Annual Forum Explores Children’s Mental Health, from the Cradle to the Classroom and in the Clinic
The William James College Annual Forum brings together thought leaders and renowned experts to address societal issues that affect mental health. The theme of this year’s forum, according to Dr. Nicholas Covino, president of William James College, was chosen to reflect the College’s “long-time commitment to the emotional health and well-being of children and families.”
On Thursday, November 21, the College convened “Helping Our Children Develop: Innovative Interventions for the Cradle, the Classroom, and the Clinic,” which welcomed some 250 attendees from around the country for a day-long event at the John F. Kennedy Library in Boston.
Speakers included Harvard Professor Kerry Ressler, MD, Ph.D. of McLean Hospital; author and educator Mark Brackett, Ph.D. of the Yale Child Study Center; Jocelyn Friedlander, M.Ed., of The Basics, Inc.; Andria Amador, CAGS, NCSP, of Boston Public Schools; Jana Karp M.Ed., of Boston Youth Sanctuary; Robert Franks, Ph.D. President and CEO of the Judge Baker Guidance Center, and Barry Sarvet, MD, of University of Massachusetts Medical School. William James College presenters and panelists included Gemima St. Louis, Ph.D., Nadja Reilly, Ph.D., Julie Ryan, Ph.D., Bruce Ecker, Ph.D., Margaret Hannah, MEd, GCEC, Robert Kinscherff, J.D., Ph.D., and Arlene Silva, Ph.D.

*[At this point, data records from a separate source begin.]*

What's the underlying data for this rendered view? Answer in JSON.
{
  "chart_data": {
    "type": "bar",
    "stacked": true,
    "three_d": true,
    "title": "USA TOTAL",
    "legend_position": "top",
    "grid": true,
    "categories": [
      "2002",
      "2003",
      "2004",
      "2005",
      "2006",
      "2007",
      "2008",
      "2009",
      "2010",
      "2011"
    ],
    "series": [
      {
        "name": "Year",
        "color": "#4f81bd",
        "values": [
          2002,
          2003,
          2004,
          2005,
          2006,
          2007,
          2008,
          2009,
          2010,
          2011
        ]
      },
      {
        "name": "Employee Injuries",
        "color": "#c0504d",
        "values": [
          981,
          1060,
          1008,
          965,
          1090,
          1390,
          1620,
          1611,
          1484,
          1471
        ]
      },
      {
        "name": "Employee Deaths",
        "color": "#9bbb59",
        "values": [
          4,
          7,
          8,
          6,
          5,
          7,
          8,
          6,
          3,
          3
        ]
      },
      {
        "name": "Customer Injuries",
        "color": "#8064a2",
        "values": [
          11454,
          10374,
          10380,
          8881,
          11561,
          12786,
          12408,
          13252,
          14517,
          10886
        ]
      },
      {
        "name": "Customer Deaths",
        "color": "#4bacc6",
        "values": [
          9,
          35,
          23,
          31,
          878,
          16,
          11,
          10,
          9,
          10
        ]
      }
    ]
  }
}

Presentations were grouped during the day around the central themes of cradle (early childhood), classroom (educational environments and social emotional learning) and clinic (models, research and practice). The discussions covered a variety of topics including parenting, the social lives of children, model behavioral health and school-based programs and treatment options for victims of childhood trauma.
Dr. Silva, chair of the William James College school psychology department opened the event inviting attendees to “think about what each of us can do within our own disciplines...to help children develop,” and Dr. Ecker closed the event reminding those in attendance that the most important part of the day was yet to occur. “The most important part is when we leave, because we are enriched and informed… it’s now up to us to put it into action,” he said.
In a day filled with many notable quotes and moments, one of the highlights was the presentation of the Florence H. Lerman Mintz Award, which was given to Andria Amador. The award, which was established in May 2001 by Samuel E. Mintz and his family in memory of his wife, William James College Alumna Florence H. Lerman Mintz, recognizes alumni and community members whose contribution to professional psychology and to community service have distinguished them.
Amador was recognized for her service to Boston Public School students and "for advocating for the social and emotional needs of students, and for paving the way for the next generation of school psychology specialists."